Setting up TLS for the Server-Agent Connection - ironstream_for_servicenow_discovery_1 - 7.5

Ironstream for ServiceNow® Discovery for IBM Z® Installation

Product type
Software
Portfolio
Integrate
Product family
Ironstream
Product
Ironstream > Ironstream for ServiceNow® Discovery
Version
7.5
Language
English
Product name
Ironstream for ServiceNow® Discovery for IBM Z®
Title
Ironstream for ServiceNow® Discovery for IBM Z® Installation
First publish date
2007
Last updated
2024-08-08
Published on
2024-08-08T06:53:53.282486

The steps that follow assume creating a separate key database for the Ironstream certificates and keys. If you wish to use an existing key database, consult the IBM documentation for creating mainframe and client certificates and keys using an existing database. If you are receiving certificates from a third-party certificate supplier, they must be imported into an existing key database which will be specified in Step 10.

This procedure requires that IBM "Cryptographic Services System SSL" and "Cryptographic Services Security Level 3" packages are installed on the mainframe LPAR.

Step 1 - Creating the key database

From a Unix System Services shell, execute program gskkyman. Select option 1 to create a new database and follow the prompts, selecting whatever options are appropriate for your needs.

In this example, we create a key database named "example" and choose a password and accept the default for password expiration and database record length. Enter "0" for the FIPS mode database option because FIPS mode is not supported on the MID server application. This will create an “example” database file in the directory where the gskkyman program was run. The location of this database file will be used in Step 10.

 

Step 2 – Store the database password

After pressing Enter, you will be taken to the Key Management Menu. Select option 10 to store the key database password in a stash file. The location of the stash file will be used in Step 10.

Step 3 – Creating the certificate authority

After pressing Enter, you will be taken back to the Key Management Menu. Select option 6 to create a self-signed certificate, and then select option 1 on the next menu to create a CA certificate. In this example, the CA certificate will be called "example_ca".

Select the options that are appropriate for your needs in the next menus. For this example, we create a 2048 bit RSA key and use a SHA-256 signature.

Return to the Key Management Menu with option 1.

Select the newly created certificate:

Step 4 - Creating the mainframe key and certificate

Select option 10 to create a signed certificate and key. Then from the next menu, select option 2 to create a user or server certificate.

 

For the mainframe certificate, the Common name must match the fully qualified domain name of the mainframe node (e.g., example.eview-tech.com).
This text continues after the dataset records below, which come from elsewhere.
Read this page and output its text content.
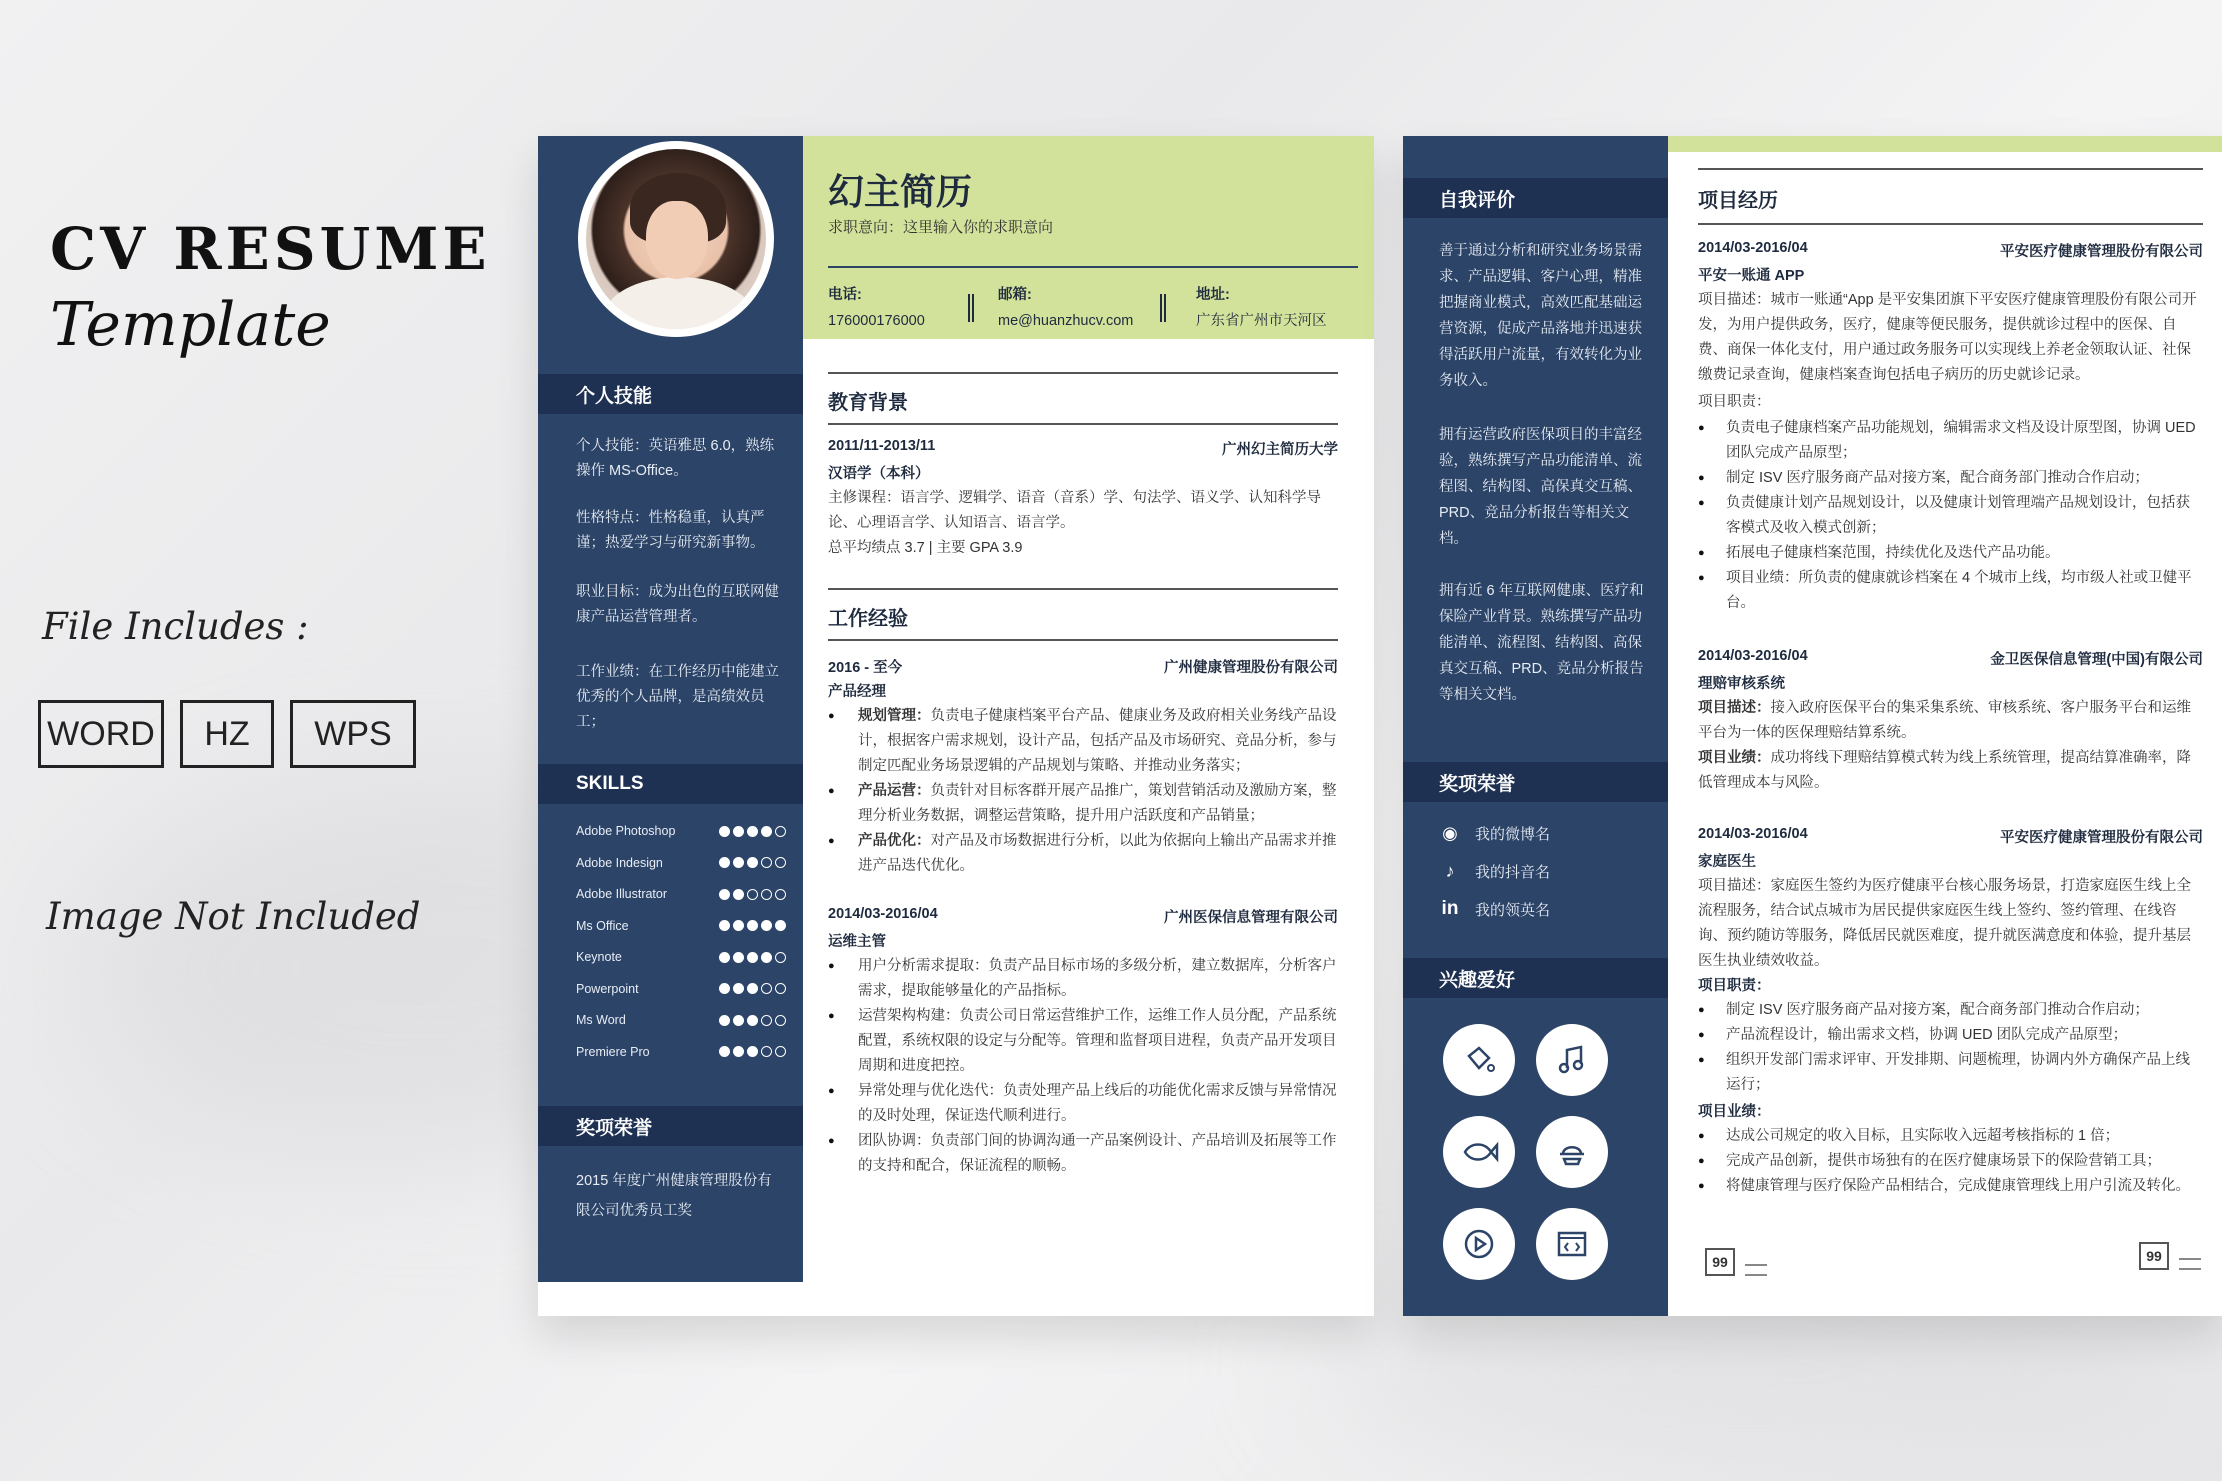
CV RESUME
Template
File Includes :
WORD	HZ	WPS
Image Not Included
个人技能
个人技能：英语雅思 6.0，熟练操作 MS-Office。
性格特点：性格稳重，认真严谨；热爱学习与研究新事物。
职业目标：成为出色的互联网健康产品运营管理者。
工作业绩：在工作经历中能建立优秀的个人品牌，是高绩效员工；
SKILLS
Adobe Photoshop
Adobe Indesign
Adobe Illustrator
Ms Office
Keynote
Powerpoint
Ms Word
Premiere Pro
奖项荣誉
2015 年度广州健康管理股份有限公司优秀员工奖
幻主简历
求职意向：这里输入你的求职意向
电话:
176000176000
邮箱:
me@huanzhucv.com
地址:
广东省广州市天河区
教育背景
2011/11-2013/11	广州幻主简历大学
汉语学（本科）
主修课程：语言学、逻辑学、语音（音系）学、句法学、语义学、认知科学导论、心理语言学、认知语言、语言学。
总平均绩点 3.7 | 主要 GPA 3.9
工作经验
2016 - 至今	广州健康管理股份有限公司
产品经理
● 规划管理：负责电子健康档案平台产品、健康业务及政府相关业务线产品设计，根据客户需求规划，设计产品，包括产品及市场研究、竞品分析，参与制定匹配业务场景逻辑的产品规划与策略、并推动业务落实；
● 产品运营：负责针对目标客群开展产品推广，策划营销活动及激励方案，整理分析业务数据，调整运营策略，提升用户活跃度和产品销量；
● 产品优化：对产品及市场数据进行分析，以此为依据向上输出产品需求并推进产品迭代优化。
2014/03-2016/04	广州医保信息管理有限公司
运维主管
● 用户分析需求提取：负责产品目标市场的多级分析，建立数据库，分析客户需求，提取能够量化的产品指标。
● 运营架构构建：负责公司日常运营维护工作，运维工作人员分配，产品系统配置，系统权限的设定与分配等。管理和监督项目进程，负责产品开发项目周期和进度把控。
● 异常处理与优化迭代：负责处理产品上线后的功能优化需求反馈与异常情况的及时处理，保证迭代顺利进行。
● 团队协调：负责部门间的协调沟通一产品案例设计、产品培训及拓展等工作的支持和配合，保证流程的顺畅。
自我评价
善于通过分析和研究业务场景需求、产品逻辑、客户心理，精准把握商业模式，高效匹配基础运营资源，促成产品落地并迅速获得活跃用户流量，有效转化为业务收入。
拥有运营政府医保项目的丰富经验，熟练撰写产品功能清单、流程图、结构图、高保真交互稿、PRD、竞品分析报告等相关文档。
拥有近 6 年互联网健康、医疗和保险产业背景。熟练撰写产品功能清单、流程图、结构图、高保真交互稿、PRD、竞品分析报告等相关文档。
奖项荣誉
◉ 我的微博名
♪	我的抖音名
in 我的领英名
兴趣爱好
项目经历
2014/03-2016/04	平安医疗健康管理股份有限公司
平安一账通 APP
项目描述：城市一账通“App 是平安集团旗下平安医疗健康管理股份有限公司开发，为用户提供政务，医疗，健康等便民服务，提供就诊过程中的医保、自费、商保一体化支付，用户通过政务服务可以实现线上养老金领取认证、社保缴费记录查询，健康档案查询包括电子病历的历史就诊记录。
项目职责：
● 负责电子健康档案产品功能规划，编辑需求文档及设计原型图，协调 UED 团队完成产品原型；
● 制定 ISV 医疗服务商产品对接方案，配合商务部门推动合作启动；
● 负责健康计划产品规划设计，以及健康计划管理端产品规划设计，包括获客模式及收入模式创新；
● 拓展电子健康档案范围，持续优化及迭代产品功能。
● 项目业绩：所负责的健康就诊档案在 4 个城市上线，均市级人社或卫健平台。
2014/03-2016/04	金卫医保信息管理(中国)有限公司
理赔审核系统
项目描述：接入政府医保平台的集采集系统、审核系统、客户服务平台和运维平台为一体的医保理赔结算系统。
项目业绩：成功将线下理赔结算模式转为线上系统管理，提高结算准确率，降低管理成本与风险。
2014/03-2016/04	平安医疗健康管理股份有限公司
家庭医生
项目描述：家庭医生签约为医疗健康平台核心服务场景，打造家庭医生线上全流程服务，结合试点城市为居民提供家庭医生线上签约、签约管理、在线咨询、预约随访等服务，降低居民就医难度，提升就医满意度和体验，提升基层医生执业绩效收益。
项目职责：
● 制定 ISV 医疗服务商产品对接方案，配合商务部门推动合作启动；
● 产品流程设计，输出需求文档，协调 UED 团队完成产品原型；
● 组织开发部门需求评审、开发排期、问题梳理，协调内外方确保产品上线运行；
项目业绩：
● 达成公司规定的收入目标，且实际收入远超考核指标的 1 倍；
● 完成产品创新，提供市场独有的在医疗健康场景下的保险营销工具；
● 将健康管理与医疗保险产品相结合，完成健康管理线上用户引流及转化。
99	99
Ensure that a Subject Alternative Name (SAN) using the DNS name has been specified.

Press Enter to return to the Key and Certificate Menu for the certificate authority.

Step 5 - Creating the client key and certificate

Repeat Step 4 to create a client key and certificate. You must give the new certificate a different label than the mainframe certificate from Step 4, and enter the MID server name in the Common name field.

Press Enter to return to the Key and Certificate List.

Step 6 - Set the mainframe key as the default

Select the mainframe certificate from the Key and Certificate List and then choose option 3 to set it as the default key for the key database.

Press Enter to return to the Key and Certificate List.

Step 7 - Exporting the client key

Select the client certificate from the list.

Select option 7 to export the key and certificate, and then select option 3 to export a binary PKCS #12 version 3 key file to the directory where the gskkyman program was run. This option will ask for a password for the PKCS12 file. Retain this password for use in Step 9.

Step 8 - Transfer certificate file to the MID server

Transfer the PKCS12 file from step 7 to the MID server. If using FTP, ensure that binary mode is used.

Step 9 – Set parameters on the MID server

Use the Ironstream Configurator web interface to modify these three parameters to enable TLS communication for the defined mainframe node:

TLS This parameter is used to determine whether the communication on the message and command service ports is encrypted using TLS encryption algorithms. Select the checkbox to use TLS.
PKCS #12 FILE This parameter identifies the location and name of the PKCS12 file that was downloaded in Step 8.
PKCS #12 PASSWORD Enter the password that was created for the PKCS12 file in Step 7. (The password will be stored in the configuration file using AES 128-bit encryption.)